LE GRAND SHOW ROSELYNE BACHELOT

De Riester le glaçon à Bachelot la marchande de quatre saisons, voilà une passation qui en dit long sur le fait de confondre politique culturelle avec divertissement populaire. Petite pensée compatissante pour André Malraux, qui, dans son cercueil, doit fulminer sévère: pas grave, c'est du passé.

Avec ce remaniement ministériel de type Macron2, nous assistons à l'avènement officiel du casting sur la scène gouvernementale. Il fallait oser, c'est fait. Nous voilà donc entrés de plain pied dans l'ère de la politique spectacle à l'américaine. Dupond-Moretti doit nous divertir en Ministre de la justice, Garde des sceaux (avec rires enregistrés): un rôle taillé sur mesure malgré son aspect aussi grotesque que la nomination d'un cheval à la tête d'un hippodrome. Mais le clou de la représentation n'en reste pas moins l'impeccable interprétation de Ministre de la Culture que nous réserve l'inimitable Roselyne Bachelot. 

En première partie, le minimaliste et coincé Franck Riester a congelé le public, manière habile de préparer le terrain à la faconde volubile de la chère Roselyne. Elle devrait ainsi déployer tout son savoir-faire de vieille routière et déclencher de nombreux rappels en excellente cliente de la sphère médiatique. Ses talents d'animatrice télévisuelle vont faire merveille là où l'allure de pisse froid de son prédécesseur produisait du flop à la chaîne. On s'en régale à l'avance d'autant que la fameuse Roselyne assumera avec conviction des airs de contrition de puissante diva (elle est fan d'opéra ne l'oublions pas) propices à épouser la tragédie de l'intermittence. 

Après un androïde à la tête du Ministère de la Culture, place à un(e) caméléon(e) capable de se fondre organiquement dans le rôle d'une meneuse de revue, façon Casino de Paris. On passe en gros et sans concession, d'Ingmar Bergman à Marcel Pagnol. Le choc s'avère rude et tout cela pas facile à suivre mais l'important n'est pas là. L'important c'est que le milieu culturel et artistique se sente compris (à défaut d'être rassuré) et qu'il nous foute la paix. Jean Castex n'a pas de temps à perdre avec les états d'âme et les atermoiements des saltimbanques et assimilés. Il a prévenu qu'il devait faire vite. Il a ainsi prestement nommé une figure charismatique, pour tout dire, une bête de scène politique afin de pouvoir oeuvrer sans être dérangé sur les domaines financiers et économiques qui seuls comptent à ses yeux. 

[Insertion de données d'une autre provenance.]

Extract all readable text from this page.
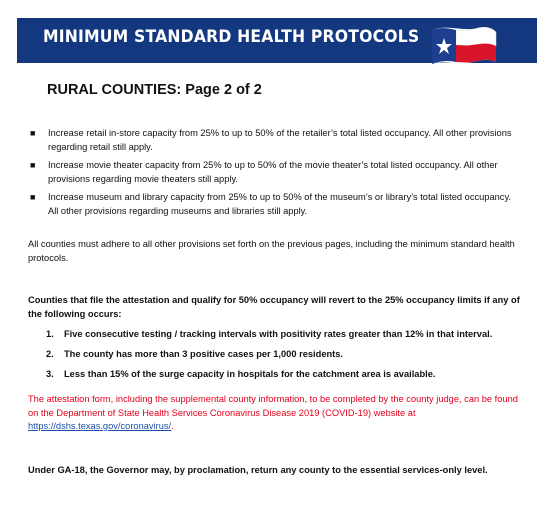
MINIMUM STANDARD HEALTH PROTOCOLS
RURAL COUNTIES: Page 2 of 2
■ Increase retail in-store capacity from 25% to up to 50% of the retailer’s total listed occupancy. All other provisions regarding retail still apply.
■ Increase movie theater capacity from 25% to up to 50% of the movie theater’s total listed occupancy. All other provisions regarding movie theaters still apply.
■ Increase museum and library capacity from 25% to up to 50% of the museum’s or library’s total listed occupancy. All other provisions regarding museums and libraries still apply.

All counties must adhere to all other provisions set forth on the previous pages, including the minimum standard health protocols.

Counties that file the attestation and qualify for 50% occupancy will revert to the 25% occupancy limits if any of the following occurs:

1. Five consecutive testing / tracking intervals with positivity rates greater than 12% in that interval.
2. The county has more than 3 positive cases per 1,000 residents.
3. Less than 15% of the surge capacity in hospitals for the catchment area is available.

The attestation form, including the supplemental county information, to be completed by the county judge, can be found on the Department of State Health Services Coronavirus Disease 2019 (COVID-19) website at https://dshs.texas.gov/coronavirus/.

Under GA-18, the Governor may, by proclamation, return any county to the essential services-only level.
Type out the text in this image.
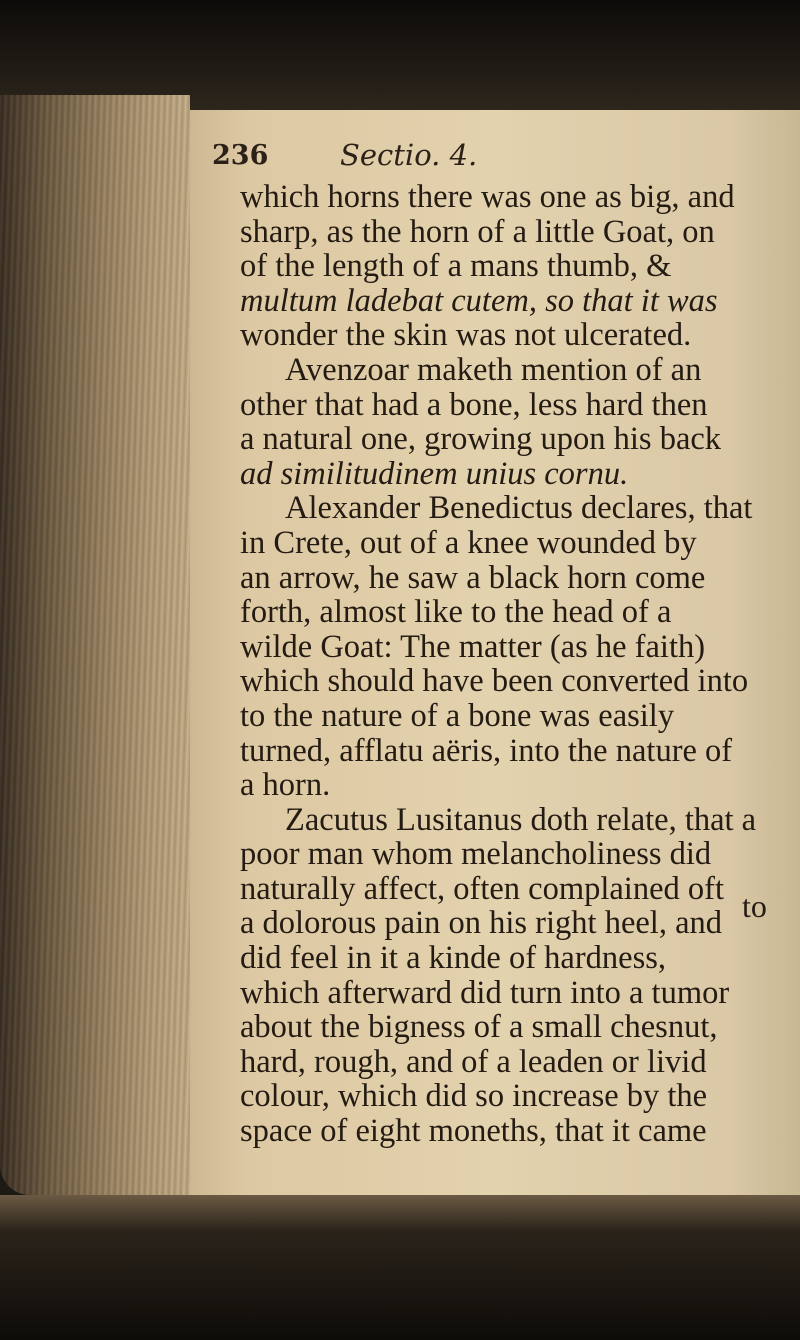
236 Sectio. 4.
which horns there was one as big, and
sharp, as the horn of a little Goat, on
of the length of a mans thumb, &
multum ladebat cutem, so that it was
wonder the skin was not ulcerated.
Avenzoar maketh mention of an
other that had a bone, less hard then
a natural one, growing upon his back
ad similitudinem unius cornu.
Alexander Benedictus declares, that
in Crete, out of a knee wounded by
an arrow, he saw a black horn come
forth, almost like to the head of a
wilde Goat: The matter (as he faith)
which should have been converted into
to the nature of a bone was easily
turned, afflatu aëris, into the nature of
a horn.
Zacutus Lusitanus doth relate, that a
poor man whom melancholiness did
naturally affect, often complained oft
a dolorous pain on his right heel, and
did feel in it a kinde of hardness,
which afterward did turn into a tumor
about the bigness of a small chesnut,
hard, rough, and of a leaden or livid
colour, which did so increase by the
space of eight moneths, that it came
to
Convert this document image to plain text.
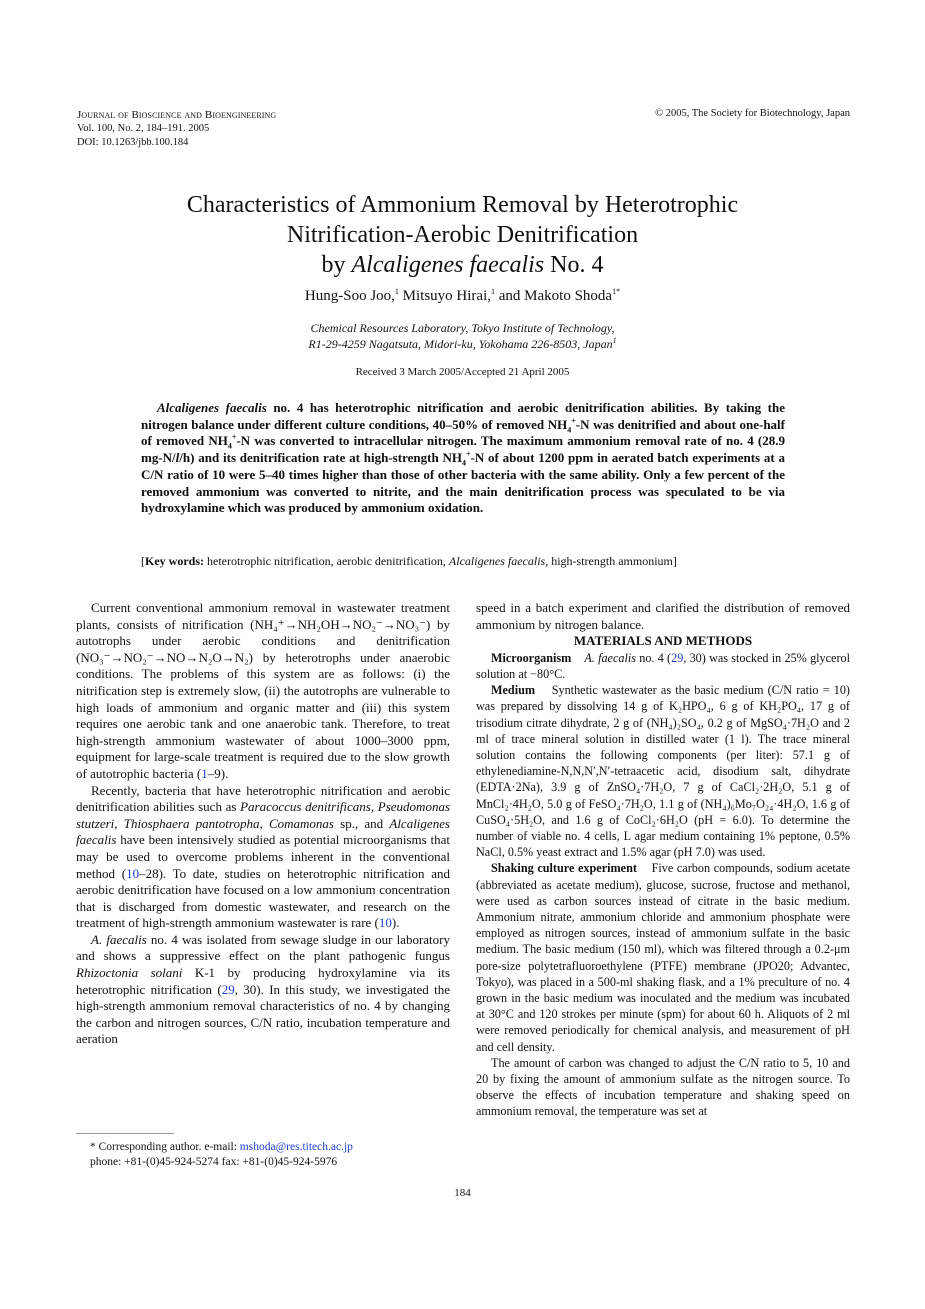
Journal of Bioscience and Bioengineering
Vol. 100, No. 2, 184–191. 2005
DOI: 10.1263/jbb.100.184
© 2005, The Society for Biotechnology, Japan
Characteristics of Ammonium Removal by Heterotrophic
Nitrification-Aerobic Denitrification
by Alcaligenes faecalis No. 4
Hung-Soo Joo,$^1$ Mitsuyo Hirai,$^1$ and Makoto Shoda$^{1*}$
Chemical Resources Laboratory, Tokyo Institute of Technology,
R1-29-4259 Nagatsuta, Midori-ku, Yokohama 226-8503, Japan$^1$
Received 3 March 2005/Accepted 21 April 2005
Alcaligenes faecalis no. 4 has heterotrophic nitrification and aerobic denitrification abilities. By taking the nitrogen balance under different culture conditions, 40–50% of removed $NH_4^+-N$ was denitrified and about one-half of removed $NH_4^+-N$ was converted to intracellular nitrogen. The maximum ammonium removal rate of no. 4 (28.9 mg-N/l/h) and its denitrification rate at high-strength $NH_4^+-N$ of about 1200 ppm in aerated batch experiments at a C/N ratio of 10 were 5–40 times higher than those of other bacteria with the same ability. Only a few percent of the removed ammonium was converted to nitrite, and the main denitrification process was speculated to be via hydroxylamine which was produced by ammonium oxidation.
[Key words: heterotrophic nitrification, aerobic denitrification, Alcaligenes faecalis, high-strength ammonium]

Current conventional ammonium removal in wastewater treatment plants, consists of nitrification (NH₄⁺→NH₂OH→NO₂⁻→NO₃⁻) by autotrophs under aerobic conditions and denitrification (NO₃⁻→NO₂⁻→NO→N₂O→N₂) by heterotrophs under anaerobic conditions. The problems of this system are as follows: (i) the nitrification step is extremely slow, (ii) the autotrophs are vulnerable to high loads of ammonium and organic matter and (iii) this system requires one aerobic tank and one anaerobic tank. Therefore, to treat high-strength ammonium wastewater of about 1000–3000 ppm, equipment for large-scale treatment is required due to the slow growth of autotrophic bacteria (1–9).

Recently, bacteria that have heterotrophic nitrification and aerobic denitrification abilities such as Paracoccus denitrificans, Pseudomonas stutzeri, Thiosphaera pantotropha, Comamonas sp., and Alcaligenes faecalis have been intensively studied as potential microorganisms that may be used to overcome problems inherent in the conventional method (10–28). To date, studies on heterotrophic nitrification and aerobic denitrification have focused on a low ammonium concentration that is discharged from domestic wastewater, and research on the treatment of high-strength ammonium wastewater is rare (10).

A. faecalis no. 4 was isolated from sewage sludge in our laboratory and shows a suppressive effect on the plant pathogenic fungus Rhizoctonia solani K-1 by producing hydroxylamine via its heterotrophic nitrification (29, 30). In this study, we investigated the high-strength ammonium removal characteristics of no. 4 by changing the carbon and nitrogen sources, C/N ratio, incubation temperature and aeration

speed in a batch experiment and clarified the distribution of removed ammonium by nitrogen balance.

MATERIALS AND METHODS

Microorganism A. faecalis no. 4 (29, 30) was stocked in 25% glycerol solution at −80°C.

Medium Synthetic wastewater as the basic medium (C/N ratio = 10) was prepared by dissolving 14 g of K₂HPO₄, 6 g of KH₂PO₄, 17 g of trisodium citrate dihydrate, 2 g of (NH₄)₂SO₄, 0.2 g of MgSO₄·7H₂O and 2 ml of trace mineral solution in distilled water (1 l). The trace mineral solution contains the following components (per liter): 57.1 g of ethylenediamine-N,N,N′,N′-tetraacetic acid, disodium salt, dihydrate (EDTA·2Na), 3.9 g of ZnSO₄·7H₂O, 7 g of CaCl₂·2H₂O, 5.1 g of MnCl₂·4H₂O, 5.0 g of FeSO₄·7H₂O, 1.1 g of (NH₄)₆Mo₇O₂₄·4H₂O, 1.6 g of CuSO₄·5H₂O, and 1.6 g of CoCl₂·6H₂O (pH = 6.0). To determine the number of viable no. 4 cells, L agar medium containing 1% peptone, 0.5% NaCl, 0.5% yeast extract and 1.5% agar (pH 7.0) was used.

Shaking culture experiment Five carbon compounds, sodium acetate (abbreviated as acetate medium), glucose, sucrose, fructose and methanol, were used as carbon sources instead of citrate in the basic medium. Ammonium nitrate, ammonium chloride and ammonium phosphate were employed as nitrogen sources, instead of ammonium sulfate in the basic medium. The basic medium (150 ml), which was filtered through a 0.2-μm pore-size polytetrafluoroethylene (PTFE) membrane (JPO20; Advantec, Tokyo), was placed in a 500-ml shaking flask, and a 1% preculture of no. 4 grown in the basic medium was inoculated and the medium was incubated at 30°C and 120 strokes per minute (spm) for about 60 h. Aliquots of 2 ml were removed periodically for chemical analysis, and measurement of pH and cell density.

The amount of carbon was changed to adjust the C/N ratio to 5, 10 and 20 by fixing the amount of ammonium sulfate as the nitrogen source. To observe the effects of incubation temperature and shaking speed on ammonium removal, the temperature was set at

* Corresponding author. e-mail: mshoda@res.titech.ac.jp
phone: +81-(0)45-924-5274 fax: +81-(0)45-924-5976
184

Voici donc notre chère Roselyne chargée d'assumer les intermèdes en incarnant la compréhensive et soucieuse Mère Courage responsable du bringuebalant convoi des déshérités du monde artistique et culturel. À coup sûr, le César n'est pas loin. Elle saura, expérience oblige, aligner une quantité phénoménale de vaccins pour parer à toute propagation de la sinistrose dans le milieu de la représentation, de la diffusion et de la création. Elle va dédramatiser Roselyne tout en ne minimisant pas sa responsabilité face aux drames qui se jouent. On peut compter sur elle pour assurer un max, elle a ça dans le sang. Une longue habitude de gros portefeuilles éphémères sous d'autres gouvernements de droite lui a durci le cuir et forgé le caractère. Elle va finir en beauté son itinéraire de grande dame des arènes politiciennes. Quoi de plus noble en effet que de terminer en représentante de la Culture française: plus qu'une fonction qu'on lui confie c'est un véritable hommage qu'on lui rend avec possibilité post mortem d'avoir son nom au fronton des collèges. Espérons juste qu'elle ne se mette pas à cabotiner, trop enivrée par les sommets de son art.

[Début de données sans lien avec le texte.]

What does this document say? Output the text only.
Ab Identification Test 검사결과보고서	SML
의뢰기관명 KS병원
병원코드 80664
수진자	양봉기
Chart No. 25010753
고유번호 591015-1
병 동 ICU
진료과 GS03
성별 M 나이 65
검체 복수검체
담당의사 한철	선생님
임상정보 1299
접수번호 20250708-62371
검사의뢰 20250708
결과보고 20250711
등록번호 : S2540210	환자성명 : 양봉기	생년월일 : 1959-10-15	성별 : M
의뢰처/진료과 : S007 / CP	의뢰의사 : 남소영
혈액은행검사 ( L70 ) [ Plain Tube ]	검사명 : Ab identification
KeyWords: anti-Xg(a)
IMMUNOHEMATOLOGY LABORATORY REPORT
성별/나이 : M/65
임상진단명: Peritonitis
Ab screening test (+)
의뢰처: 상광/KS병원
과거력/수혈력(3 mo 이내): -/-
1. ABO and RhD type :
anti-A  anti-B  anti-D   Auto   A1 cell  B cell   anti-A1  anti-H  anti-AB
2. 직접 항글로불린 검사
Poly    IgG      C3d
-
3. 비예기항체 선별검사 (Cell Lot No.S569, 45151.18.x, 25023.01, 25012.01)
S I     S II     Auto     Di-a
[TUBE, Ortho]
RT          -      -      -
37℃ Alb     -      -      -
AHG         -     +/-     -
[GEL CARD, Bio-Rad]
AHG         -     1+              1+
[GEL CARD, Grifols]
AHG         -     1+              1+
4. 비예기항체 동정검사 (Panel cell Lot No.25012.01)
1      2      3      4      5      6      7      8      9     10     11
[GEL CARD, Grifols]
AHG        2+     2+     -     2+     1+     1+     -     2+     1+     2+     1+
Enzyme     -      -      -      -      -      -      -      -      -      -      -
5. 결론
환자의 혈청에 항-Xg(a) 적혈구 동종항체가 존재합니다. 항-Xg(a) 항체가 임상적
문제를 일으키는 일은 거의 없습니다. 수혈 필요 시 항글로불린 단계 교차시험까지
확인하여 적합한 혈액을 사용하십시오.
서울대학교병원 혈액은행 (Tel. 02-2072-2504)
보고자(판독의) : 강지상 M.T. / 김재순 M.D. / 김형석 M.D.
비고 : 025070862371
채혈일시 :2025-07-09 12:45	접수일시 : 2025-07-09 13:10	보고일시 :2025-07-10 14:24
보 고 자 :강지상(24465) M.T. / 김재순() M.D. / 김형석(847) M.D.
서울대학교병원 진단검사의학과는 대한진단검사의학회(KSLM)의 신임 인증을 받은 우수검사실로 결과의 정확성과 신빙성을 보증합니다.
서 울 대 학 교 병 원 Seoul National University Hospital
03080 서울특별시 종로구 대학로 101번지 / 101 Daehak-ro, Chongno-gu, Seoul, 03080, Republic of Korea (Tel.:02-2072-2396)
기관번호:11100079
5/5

Une qui risque de ne pas s'y retrouver (comme dirait Trapenard), c'est la Culture. Évidemment, c'est un inconvénient que les plus regardants trouveront majeur. Mais les autres, tous les autres, c'est à dire le plus grand nombre, ils vont juger ça tellement pittoresque de continuer à voir Roselyne et sa bonne tête à la télé. Comme une héroïne de série à succès, elle va enchaîner sur une nouvelle saison. 

Et tant pis si pour la Culture, il s'agira d'une nouvelle saison en enfer.